A. エストロゲン依存性疾患(子宮筋腫・子宮内膜症・乳がん等)のある方は、エストロゲン様物質を含む可能性があるサプリメント全般について婦人科医に相談することが推奨されます。
Q. マカは食品として安全ですか?
A. 伝統的な食用としての安全性は高い。適量のサプリメント摂取では重篤な副作用の報告は少ないですが、高用量や長期摂取の安全性データは限られています。
Q. マカの効果が感じられるのにどのくらいかかりますか?
A. 研究では4〜12週間の継続摂取で効果が見られています。2〜3ヶ月試しても変化がない場合は、他のアプローチを検討することを推奨します。
まとめ
マカは更年期症状(ほてり・気分変動)・性機能・精子質への補助的効果を示す小規模研究がありますが、エビデンスの質はまだ高くありません。

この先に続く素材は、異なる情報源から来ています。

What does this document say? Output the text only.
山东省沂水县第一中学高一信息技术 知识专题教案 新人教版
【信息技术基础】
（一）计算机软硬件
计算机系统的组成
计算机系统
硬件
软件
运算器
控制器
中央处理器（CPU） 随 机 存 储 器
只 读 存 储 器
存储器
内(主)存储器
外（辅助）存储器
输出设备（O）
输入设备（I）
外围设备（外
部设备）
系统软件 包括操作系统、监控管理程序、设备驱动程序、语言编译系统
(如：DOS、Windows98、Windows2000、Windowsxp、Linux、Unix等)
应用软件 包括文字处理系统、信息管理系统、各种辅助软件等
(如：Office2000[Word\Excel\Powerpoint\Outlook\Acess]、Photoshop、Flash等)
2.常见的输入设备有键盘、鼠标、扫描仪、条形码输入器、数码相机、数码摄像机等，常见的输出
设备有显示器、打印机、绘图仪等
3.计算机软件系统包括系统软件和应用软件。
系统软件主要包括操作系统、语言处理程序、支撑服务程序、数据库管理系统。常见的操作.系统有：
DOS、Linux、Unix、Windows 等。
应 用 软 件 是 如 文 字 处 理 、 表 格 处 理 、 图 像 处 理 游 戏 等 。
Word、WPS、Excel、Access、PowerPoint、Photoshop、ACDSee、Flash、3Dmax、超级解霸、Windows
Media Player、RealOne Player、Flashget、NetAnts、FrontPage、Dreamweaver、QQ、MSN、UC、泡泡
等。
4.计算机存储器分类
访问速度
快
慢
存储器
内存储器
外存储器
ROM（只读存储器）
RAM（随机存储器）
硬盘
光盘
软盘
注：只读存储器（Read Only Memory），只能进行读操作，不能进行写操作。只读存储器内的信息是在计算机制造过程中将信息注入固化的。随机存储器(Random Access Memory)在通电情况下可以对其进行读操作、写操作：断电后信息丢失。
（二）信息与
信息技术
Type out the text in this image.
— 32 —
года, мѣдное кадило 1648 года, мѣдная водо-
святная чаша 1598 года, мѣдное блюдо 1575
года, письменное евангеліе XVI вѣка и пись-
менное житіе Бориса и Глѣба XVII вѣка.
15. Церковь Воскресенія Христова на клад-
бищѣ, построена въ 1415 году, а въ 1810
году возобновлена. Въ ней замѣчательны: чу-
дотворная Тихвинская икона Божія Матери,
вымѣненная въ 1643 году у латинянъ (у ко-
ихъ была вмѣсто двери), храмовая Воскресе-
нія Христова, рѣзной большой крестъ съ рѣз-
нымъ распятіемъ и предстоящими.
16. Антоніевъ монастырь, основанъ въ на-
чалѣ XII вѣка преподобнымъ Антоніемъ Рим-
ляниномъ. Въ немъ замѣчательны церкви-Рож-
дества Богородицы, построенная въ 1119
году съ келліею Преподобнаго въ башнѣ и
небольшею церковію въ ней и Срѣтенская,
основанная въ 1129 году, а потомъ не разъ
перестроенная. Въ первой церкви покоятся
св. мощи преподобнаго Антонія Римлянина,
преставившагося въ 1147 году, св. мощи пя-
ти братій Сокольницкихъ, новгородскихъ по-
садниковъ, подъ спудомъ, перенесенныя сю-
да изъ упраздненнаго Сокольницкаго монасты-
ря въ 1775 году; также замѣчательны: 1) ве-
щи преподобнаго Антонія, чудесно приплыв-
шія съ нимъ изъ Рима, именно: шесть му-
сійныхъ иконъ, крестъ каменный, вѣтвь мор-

「ホルモンを直接増やすサプリ」ではなく、「アダプトゲン的なホルモンバランスサポート」として期待する素材です。甲状腺疾患・ホルモン依存性疾患のある方・妊娠中の方は使用前に必ず医師に相談してください。
免責事項:本記事は医療情報の提供を目的とするものであり、特定サプリメントの効果を保証するものではありません。疾患がある場合は必ず医療機関を受診してください。